The Bordered Straw is an annual migrant moth to the British Isles from southern Europe and North Africa.
Numbers arriving are variable and influenced by weather systems and population sizes abroad where it can be continuously brooded.
Caterpillars from eggs laid by summer arrivals can successively develop in the warmer south to produce another generation but are unable to survive the winter.
In some countries the caterpillars are pests of agricultural crops
Caterpillars may accidentally be imported into the UK on produce such as cultivated flowers.
Bordered Straw moth identification
The adult moth has a forewing length of about 18mm and is easily identified by its light straw colouring and dark grey kidney mark.
Moths developed under high temperatures tend to be paler.
The Scarce Bordered Straw, of the same Heliothinae noctuid family of moths, is also an annual migrant to the British Isles and has caterpillars that are also frequently found on imported cut flowers.
Bordered Straw caterpillar identification
The caterpillars are 35mm-38mm in length and vary greatly in colour, with green, pink banded and darker forms of caterpillars commonly recorded.
Although variable in colour the tiny white pinaculars are usually easily discernible as a light freckling over much of the body even on early instars.
The quite long white hairs also aid identification.
The heads are normally green with some variable darker mottling.
The photo of a pink banded and dark Bordered Straw caterpillar feeding on Penstemons was taken by Jeff Farley in his garden in Chard, Somerset.
Other moth caterpillars can be seen in the Moth Caterpillar Galleries
Life-cycle of the Bordered Straw moth
Large numbers of eggs are laid on the larval food plant – in the UK recorded on the flowers of Sticky Groundsel, Garden Marigolds, Common Restharrow and Fleabane.
The photos of the green form shown are of the same caterpillar when 8mm long and again when fully grown.
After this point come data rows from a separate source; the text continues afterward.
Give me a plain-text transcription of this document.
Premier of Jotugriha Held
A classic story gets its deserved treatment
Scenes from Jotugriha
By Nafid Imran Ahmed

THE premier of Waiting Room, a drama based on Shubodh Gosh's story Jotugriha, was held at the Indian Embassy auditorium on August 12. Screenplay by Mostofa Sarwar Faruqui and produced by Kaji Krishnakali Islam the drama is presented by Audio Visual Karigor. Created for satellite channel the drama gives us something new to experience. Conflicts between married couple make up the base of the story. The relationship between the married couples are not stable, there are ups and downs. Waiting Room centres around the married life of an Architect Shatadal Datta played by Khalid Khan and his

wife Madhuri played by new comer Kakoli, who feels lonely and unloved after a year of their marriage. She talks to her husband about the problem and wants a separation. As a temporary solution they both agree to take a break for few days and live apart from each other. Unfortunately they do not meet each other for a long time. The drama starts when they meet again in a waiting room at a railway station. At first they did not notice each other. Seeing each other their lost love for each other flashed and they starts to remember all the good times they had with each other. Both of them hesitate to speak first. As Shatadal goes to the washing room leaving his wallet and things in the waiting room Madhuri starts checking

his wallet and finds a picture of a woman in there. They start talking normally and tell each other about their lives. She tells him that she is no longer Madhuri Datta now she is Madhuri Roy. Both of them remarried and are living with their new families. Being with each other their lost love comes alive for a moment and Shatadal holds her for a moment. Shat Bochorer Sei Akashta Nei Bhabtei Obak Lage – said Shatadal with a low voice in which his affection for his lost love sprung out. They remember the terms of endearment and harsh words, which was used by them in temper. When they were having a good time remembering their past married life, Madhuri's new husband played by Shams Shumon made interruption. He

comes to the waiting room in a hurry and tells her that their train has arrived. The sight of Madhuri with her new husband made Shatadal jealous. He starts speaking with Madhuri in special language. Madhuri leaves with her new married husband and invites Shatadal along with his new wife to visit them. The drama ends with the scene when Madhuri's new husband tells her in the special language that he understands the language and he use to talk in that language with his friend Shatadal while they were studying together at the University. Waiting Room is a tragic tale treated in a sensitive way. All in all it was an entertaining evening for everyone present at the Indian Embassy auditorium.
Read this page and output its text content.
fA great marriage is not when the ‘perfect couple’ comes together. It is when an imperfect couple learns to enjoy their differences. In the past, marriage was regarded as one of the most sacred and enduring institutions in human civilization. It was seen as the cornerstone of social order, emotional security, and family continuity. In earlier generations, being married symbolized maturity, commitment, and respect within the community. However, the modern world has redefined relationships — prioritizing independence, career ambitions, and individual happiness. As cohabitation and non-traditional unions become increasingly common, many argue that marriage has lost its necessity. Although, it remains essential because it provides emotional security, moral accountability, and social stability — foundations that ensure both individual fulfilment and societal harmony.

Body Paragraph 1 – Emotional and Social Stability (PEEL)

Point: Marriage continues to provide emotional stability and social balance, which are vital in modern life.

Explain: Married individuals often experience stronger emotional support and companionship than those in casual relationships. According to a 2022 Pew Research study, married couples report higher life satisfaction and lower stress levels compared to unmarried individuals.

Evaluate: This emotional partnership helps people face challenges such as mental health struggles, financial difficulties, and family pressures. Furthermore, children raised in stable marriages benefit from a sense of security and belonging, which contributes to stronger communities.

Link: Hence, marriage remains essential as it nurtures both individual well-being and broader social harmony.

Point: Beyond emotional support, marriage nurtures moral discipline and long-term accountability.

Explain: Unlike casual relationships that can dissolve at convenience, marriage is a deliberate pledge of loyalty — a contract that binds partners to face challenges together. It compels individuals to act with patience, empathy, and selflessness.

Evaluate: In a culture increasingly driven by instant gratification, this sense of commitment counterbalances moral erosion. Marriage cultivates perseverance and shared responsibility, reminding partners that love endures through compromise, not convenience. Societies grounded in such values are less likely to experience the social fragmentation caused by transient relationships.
It was found when 6mm long feeding amongst the tightly folded new leaves of Fleabane on the Lizard in Cornwall in June 2015 following an influx earlier in the year.
The caterpillars have also been recorded feeding on a variety of garden flowers including Petunias, Penstemons and Dahlias.
The caterpillars hatch within ten days and in high temperature are fully grown in less than four weeks.
Pupation takes place inside a slight cocoon in the soil or plant litter.
The adults emerge within 7-14 days dependent on temperature.
As well as being attracted to light the adult moths can also be seen nectaring at flowers during the day.
In hot temperatures abroad they may produce continuous broods but in the UK they are unable to survive the colder winters either as an adult moth, egg, larva or pupa. Consequently, even during years of large numbers of migrants arriving, it is unlikely that more than two broods occur in the warmest summers in the UK.